Home

Hoge Raad, 13-05-2016, ECLI:NL:HR:2016:838, 15/05285

Hoge Raad, 13-05-2016, ECLI:NL:HR:2016:838, 15/05285

Gegevens

Instantie
Hoge Raad
Datum uitspraak
13 mei 2016
Datum publicatie
13 mei 2016
ECLI
ECLI:NL:HR:2016:838
Formele relaties
Zaaknummer
15/05285
Relevante informatie
Wet inkomstenbelasting 2001 [Tekst geldig vanaf 30-04-2024 tot 01-01-2025] art. 3.54

Inhoudsindicatie

HR verklaart het beroep in cassatie n-o met toepassing van art. 80a RO.

Uitspraak

13 mei 2016

Nr. 15/05285

Arrest

gewezen op het beroep in cassatie van [X] B.V. te [Z] (hierna: belanghebbende) tegen de uitspraak van het Gerechtshof Arnhem-Leeuwarden van 6 oktober 2015, nr. 14/01260, op het hoger beroep van belanghebbende tegen een uitspraak van de Rechtbank Gelderland (nr.

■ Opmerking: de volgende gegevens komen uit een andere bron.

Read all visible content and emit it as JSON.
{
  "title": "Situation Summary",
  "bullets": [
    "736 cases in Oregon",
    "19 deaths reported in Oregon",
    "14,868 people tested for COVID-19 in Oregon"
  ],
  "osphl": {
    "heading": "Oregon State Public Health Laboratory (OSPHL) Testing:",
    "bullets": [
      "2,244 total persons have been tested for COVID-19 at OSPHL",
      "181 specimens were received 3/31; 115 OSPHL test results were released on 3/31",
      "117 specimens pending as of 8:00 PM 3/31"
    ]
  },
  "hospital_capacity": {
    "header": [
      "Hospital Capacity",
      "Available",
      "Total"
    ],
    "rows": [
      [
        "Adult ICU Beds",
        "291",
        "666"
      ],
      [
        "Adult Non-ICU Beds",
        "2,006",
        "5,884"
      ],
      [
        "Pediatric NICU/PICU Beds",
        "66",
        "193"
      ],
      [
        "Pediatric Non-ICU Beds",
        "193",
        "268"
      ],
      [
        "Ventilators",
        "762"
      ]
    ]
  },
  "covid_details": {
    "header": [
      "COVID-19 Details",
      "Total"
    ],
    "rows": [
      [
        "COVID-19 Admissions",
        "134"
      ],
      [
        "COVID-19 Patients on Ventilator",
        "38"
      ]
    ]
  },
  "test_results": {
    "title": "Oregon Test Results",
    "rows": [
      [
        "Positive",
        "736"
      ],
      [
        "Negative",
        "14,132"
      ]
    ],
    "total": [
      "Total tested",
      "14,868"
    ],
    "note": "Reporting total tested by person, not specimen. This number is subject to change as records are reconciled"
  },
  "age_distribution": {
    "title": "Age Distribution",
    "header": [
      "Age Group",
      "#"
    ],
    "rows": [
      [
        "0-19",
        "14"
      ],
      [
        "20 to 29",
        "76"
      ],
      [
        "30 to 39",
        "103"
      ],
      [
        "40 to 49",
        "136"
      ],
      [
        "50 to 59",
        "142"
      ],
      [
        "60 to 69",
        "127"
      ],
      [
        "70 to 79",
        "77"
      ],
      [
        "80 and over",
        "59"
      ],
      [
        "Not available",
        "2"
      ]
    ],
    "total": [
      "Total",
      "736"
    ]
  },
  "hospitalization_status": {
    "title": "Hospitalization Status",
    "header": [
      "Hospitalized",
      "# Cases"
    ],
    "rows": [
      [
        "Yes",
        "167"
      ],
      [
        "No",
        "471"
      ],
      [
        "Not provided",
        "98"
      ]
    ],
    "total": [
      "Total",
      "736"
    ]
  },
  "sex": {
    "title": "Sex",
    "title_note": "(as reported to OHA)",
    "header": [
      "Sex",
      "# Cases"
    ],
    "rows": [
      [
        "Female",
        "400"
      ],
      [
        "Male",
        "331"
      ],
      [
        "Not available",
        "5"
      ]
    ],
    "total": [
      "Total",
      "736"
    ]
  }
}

AWB 14/642) betreffende de aan belanghebbende voor het jaar 2010 opgelegde aanslag in de vennootschapsbelasting en de daarbij gegeven beschikking inzake heffingsrente.

1 Beoordeling van de ontvankelijkheid van het beroep in cassatie

De Hoge Raad is van oordeel dat de aangevoerde klachten geen behandeling in cassatie rechtvaardigen omdat de partij die het cassatieberoep heeft ingesteld klaarblijkelijk onvoldoende belang heeft bij het cassatieberoep dan wel omdat de klachten klaarblijkelijk niet tot cassatie kunnen leiden.

De Hoge Raad zal daarom – gezien artikel 80a van de Wet op de rechterlijke organisatie en gehoord de Procureur-Generaal – het beroep in cassatie niet-ontvankelijk verklaren.

2 Beslissing

De Hoge Raad verklaart het beroep in cassatie niet‑ontvankelijk.

Dit arrest is gewezen door de vice-president J.A.C.A. Overgaauw als voorzitter, en de raadsheren P.M.F. van Loon en L.F. van Kalmthout, in tegenwoordigheid van de waarnemend griffier E. Cichowski, en in het openbaar uitgesproken op 13 mei 2016.